/*
	n-Factorial Counting Algorithm

	This program is to test a n-Factorial Counting Algorithm.
	That is, one that can count efficiently through all unique
	combinations of numbers.  For example:
		1,2,3
		2,1,3
		3,1,2
		1,3,2
		2,3,1
		3,2,1

	n-Factorial Counting Algorithm Copyright(c)2002 Donald Whisnant
	Written June 23, 2002

	This algorithm starts with a linear sequence of numbers
	from 1 to n.  Such as 1,2,3,4.
	The first (index=0) position is incremented from index+1 to n-index.
	On each increment, the position that used to hold the
	current position's value is changed to the current position's
	old value and all other positions are left unmodified.
	For example:
		1,2,3,4 -> 2,2,3,4 -> 2,1,3,4
	This continues until the position exceeds n-index, at which
	point the position wraps back to index+1:
		1,2,3,4
		2,1,3,4
		3,1,2,4
		4,1,2,3
		1,4,2,3
		2,4,1,3
		3,4,1,2
		4,3,1,2
		1,3,4,2
		2,3,4,1
		3,2,4,1
		4,2,3,1
	Whenever a wrap back to index+1 occurs, if the swap is
	with the opposing position in the sequence, then index
	is bumped and incrementation occurs on the next position:
		4,2,3,1
		1,2,3,4		(4,2,3,1 becomes 1,2,3,4, but during
				the wrap, the opposing position
				was swapped with the current index
				position.  Therefore, we wrap the
				current position to index+1 and
				increment index)
		1,3,2,4
		2,3,1,4
		3,2,1,4
		4,2,1,3
		1,2,4,3
		2,1,4,3
		3,1,4,2
		4,1,3,2
		1,4,3,2
		2,4,3,1
		3,4,2,1
		4,3,2,1

	The sequence is complete when it has been reversed.
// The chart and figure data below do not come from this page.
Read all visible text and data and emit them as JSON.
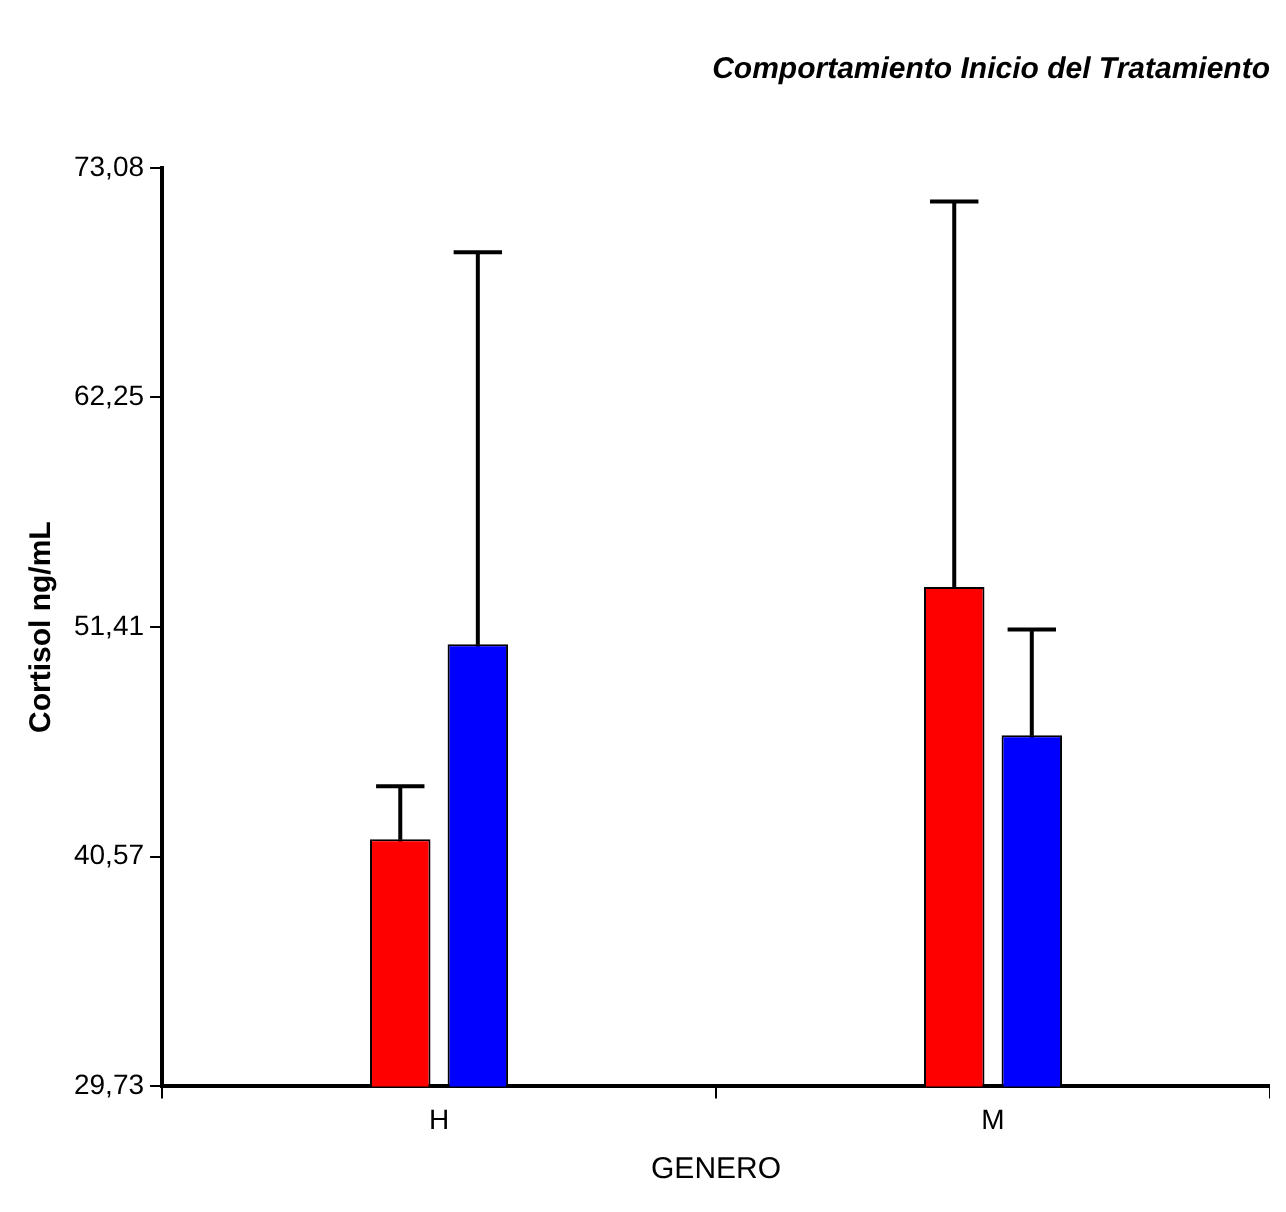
{
  "chart_data": {
    "type": "bar",
    "title": "Comportamiento Inicio del Tratamiento",
    "xlabel": "GENERO",
    "ylabel": "Cortisol ng/mL",
    "categories": [
      "H",
      "M"
    ],
    "series": [
      {
        "color": "#ff0000",
        "values": [
          41.4,
          53.3
        ],
        "errors": [
          2.5,
          18.2
        ]
      },
      {
        "color": "#0000ff",
        "values": [
          50.6,
          46.3
        ],
        "errors": [
          18.5,
          5.0
        ]
      }
    ],
    "ylim": [
      29.73,
      73.08
    ],
    "yticks": [
      {
        "value": 29.73,
        "label": "29,73"
      },
      {
        "value": 40.57,
        "label": "40,57"
      },
      {
        "value": 51.41,
        "label": "51,41"
      },
      {
        "value": 62.25,
        "label": "62,25"
      },
      {
        "value": 73.08,
        "label": "73,08"
      }
    ],
    "grid": false,
    "legend": false
  }
}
	The reason a position is counted from index+1 to n-index
	is because the previous positions will have already
	swapped values of index and less and and all values
	of n-index+1 and higher with this position.
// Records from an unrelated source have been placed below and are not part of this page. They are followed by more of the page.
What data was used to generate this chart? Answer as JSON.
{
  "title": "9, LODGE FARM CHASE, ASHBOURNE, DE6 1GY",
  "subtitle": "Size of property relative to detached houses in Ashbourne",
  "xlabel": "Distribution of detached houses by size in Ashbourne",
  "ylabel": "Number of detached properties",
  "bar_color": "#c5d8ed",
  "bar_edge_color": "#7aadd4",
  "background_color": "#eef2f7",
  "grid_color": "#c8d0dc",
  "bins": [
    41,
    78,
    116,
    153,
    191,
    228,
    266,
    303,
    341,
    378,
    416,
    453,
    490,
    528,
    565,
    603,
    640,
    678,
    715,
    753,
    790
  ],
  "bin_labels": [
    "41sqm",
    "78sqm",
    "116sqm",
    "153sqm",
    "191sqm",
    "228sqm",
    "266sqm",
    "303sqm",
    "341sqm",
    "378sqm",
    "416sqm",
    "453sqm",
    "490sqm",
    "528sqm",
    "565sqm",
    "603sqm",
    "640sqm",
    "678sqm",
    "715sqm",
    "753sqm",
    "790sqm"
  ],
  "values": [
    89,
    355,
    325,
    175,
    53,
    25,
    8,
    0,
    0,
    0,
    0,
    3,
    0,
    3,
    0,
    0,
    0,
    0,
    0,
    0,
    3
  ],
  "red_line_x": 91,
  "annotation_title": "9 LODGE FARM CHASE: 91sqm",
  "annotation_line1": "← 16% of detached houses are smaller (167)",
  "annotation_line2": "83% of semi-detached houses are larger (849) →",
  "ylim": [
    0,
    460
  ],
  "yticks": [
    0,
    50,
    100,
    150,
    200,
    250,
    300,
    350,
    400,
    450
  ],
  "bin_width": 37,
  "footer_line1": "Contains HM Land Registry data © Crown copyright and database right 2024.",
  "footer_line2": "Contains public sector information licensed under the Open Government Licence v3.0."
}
	The opposing positions is best seen on higher 'n' values:
		4,7,5,3,6,2,1
		5,7,4,3,6,2,1
		6,7,4,3,5,2,1
		7,6,4,3,5,2,1  ->  1,6,4,3,5,2,7 (first and last swapped)
		So, bump to next, remember each position counts to n-index:
		1,6,4,3,5,2,7  ->  1,2,4,3,5,6,7 (second and next to last swapped)
		So, bump to next, remember each position counts to n-index:
		1,2,4,3,5,6,7  ->  1,2,5,3,4,6,7
	Therefore, 1,2,5,3,4,6,7 comes immediately after 7,6,4,3,5,2,1

	A quicker method of detecting the sequence end is to see
	when zero-based index exceeds the floor of n/2-1.  In the
	n=7 example above, when index>2 we are finished.
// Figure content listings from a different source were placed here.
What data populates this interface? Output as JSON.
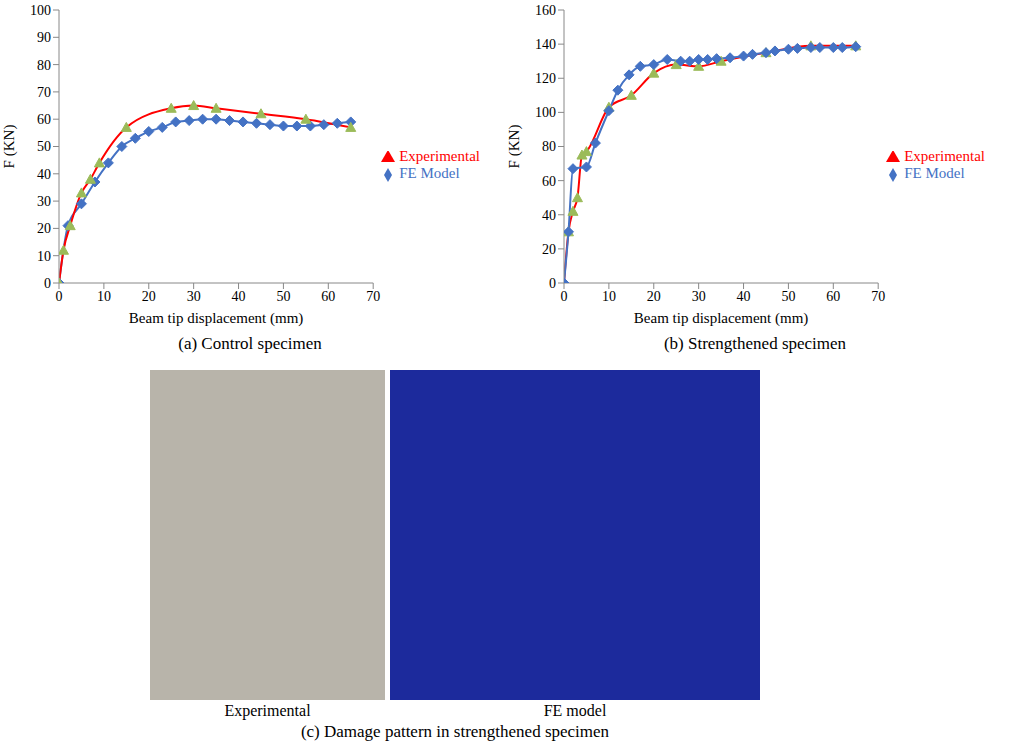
{
  "chart_data": [
    {
      "type": "line",
      "caption": "(a) Control specimen",
      "x_label": "Beam tip displacement (mm)",
      "y_label": "F (KN)",
      "xlim": [
        0,
        70
      ],
      "xticks": [
        0,
        10,
        20,
        30,
        40,
        50,
        60,
        70
      ],
      "ylim": [
        0,
        100
      ],
      "yticks": [
        0,
        10,
        20,
        30,
        40,
        50,
        60,
        70,
        80,
        90,
        100
      ],
      "grid": false,
      "legend": "right",
      "series": [
        {
          "name": "FE Model",
          "color": "#4472c4",
          "marker": "diamond",
          "x": [
            0,
            2,
            5,
            8,
            11,
            14,
            17,
            20,
            23,
            26,
            29,
            32,
            35,
            38,
            41,
            44,
            47,
            50,
            53,
            56,
            59,
            62,
            65
          ],
          "values": [
            0,
            21,
            29,
            37,
            44,
            50,
            53,
            55.5,
            57,
            59,
            59.5,
            60,
            60,
            59.5,
            59,
            58.5,
            58,
            57.5,
            57.5,
            57.5,
            58,
            58.5,
            59
          ]
        },
        {
          "name": "Experimental",
          "color": "#ff0000",
          "marker": "triangle",
          "x": [
            0,
            1,
            2.5,
            5,
            7,
            9,
            15,
            25,
            30,
            35,
            45,
            55,
            65
          ],
          "values": [
            0,
            12,
            21,
            33,
            38,
            44,
            57,
            64,
            65,
            64,
            62,
            60,
            57
          ]
        }
      ]
    },
    {
      "type": "line",
      "caption": "(b) Strengthened specimen",
      "x_label": "Beam tip displacement (mm)",
      "y_label": "F (KN)",
      "xlim": [
        0,
        70
      ],
      "xticks": [
        0,
        10,
        20,
        30,
        40,
        50,
        60,
        70
      ],
      "ylim": [
        0,
        160
      ],
      "yticks": [
        0,
        20,
        40,
        60,
        80,
        100,
        120,
        140,
        160
      ],
      "grid": false,
      "legend": "right",
      "series": [
        {
          "name": "Experimental",
          "color": "#ff0000",
          "marker": "triangle",
          "x": [
            0,
            1,
            2,
            3,
            4,
            5,
            10,
            15,
            20,
            25,
            30,
            35,
            45,
            55,
            65
          ],
          "values": [
            0,
            30,
            42,
            50,
            75,
            77,
            103,
            110,
            123,
            128,
            127,
            130,
            135,
            139,
            139
          ]
        },
        {
          "name": "FE Model",
          "color": "#4472c4",
          "marker": "diamond",
          "x": [
            0,
            1,
            2,
            5,
            7,
            10,
            12,
            14.5,
            17,
            20,
            23,
            26,
            28,
            30,
            32,
            34,
            37,
            40,
            42,
            45,
            47,
            50,
            52,
            55,
            57,
            60,
            62,
            65
          ],
          "values": [
            0,
            30,
            67,
            68,
            82,
            101,
            113,
            122,
            127,
            128,
            131,
            130,
            130,
            131,
            131,
            131.5,
            132,
            133,
            134,
            135,
            136,
            137,
            137.5,
            138,
            138,
            138,
            138,
            138.5
          ]
        }
      ]
    }
  ],
  "panel_c": {
    "images": [
      "Experimental",
      "FE model"
    ],
    "caption": "(c) Damage pattern in strengthened specimen"
  }
}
	For n=4, when index>1 we are finished.

	This is because the sequence is symmetric around the
	center:
	           |
		1 2|3 4
		   |

		    |
		1 2 3 4 5
		    |

*/

#include <stdlib.h>
#include <stdio.h>
#include <strings.h>

#define DEF_FAC_SIZE 4

int main(int argc, char *argv[])
{
	int n;
	int i;
	int *Seq;
	int done;
	int val;
	int count;
	int index;
	int flag;
	long factor;

	if (argc != 2) {
		n = DEF_FAC_SIZE;
		fprintf(stderr, "n-Factorial Counting Algorithm\n");
		fprintf(stderr, "Copyright(c)2002 by Donald Whisnant\n\n");
		fprintf(stderr, "Usage: fcount <n>\n\n");
		fprintf(stderr, "Where <n> = factorial size\n\n");
		printf("Using default factorial of %ld\n\n", n);
	} else {
		n = atoi(argv[1]);
		if (n <= 0) {
			fprintf(stderr, "ERROR : Specified Factorial must be >=1\n\n");
			return -3;
		}
		printf("Factorial of %ld\n\n", n);
	}

	Seq = malloc(sizeof(int) * n);
	if (Seq == NULL) {
		fprintf(stderr, "ERROR : Out of memory\n\n");
		return -1;
	}

	factor = 1;
	for (i=0; i<n; i++) {
		Seq[i] = i+1;
		factor *= i+1;
	}

	count = 0;
	done = 0;
	index = 0;
	flag = 0;
	while (!done) {
		if (flag == 0) {
			for (i=0; i<n; i++) printf("%2d ", Seq[i]);
			printf("\n");
			count++;

			if (count > factor) {
				fprintf(stderr, "ERROR : Exceeded limit\n\n");
				free(Seq);
				return -2;
			}

			/* We are done once the sequence is reversed: */
/*			done = 1;
			for (i=1; ((i<n) && (done)); i++) if (Seq[i]>=Seq[i-1]) done=0;
			if (done) continue;
*/
		}

		/* A faster way to see when we are done: */
		if (index > ((n/2)-1)) {

			done=1;
			continue;
		}

		val=Seq[index];
		Seq[index]++;
		if (Seq[index] > n-index) Seq[index] = index+1;

		for (i=0; i<n; i++) {
			if (i == index) continue;
			if (Seq[i] == Seq[index]) {
				Seq[i] = val;
				if ((val == n-index) && (i == n-1-index)) {
					flag=1;
				} else {
					flag=0;
				}
				break;
			}
		}

		if (flag) {
			index++;
		} else {
			index=0;
		}
	}

	printf("\n\nCount=%ld\n\n", count);

	if (count == factor) {
		printf("Success!\n\n");
	} else {
		printf("Expected %ld values, calculated only %ld\n\n", factor, count);
	}

	free(Seq);

	return 0;
}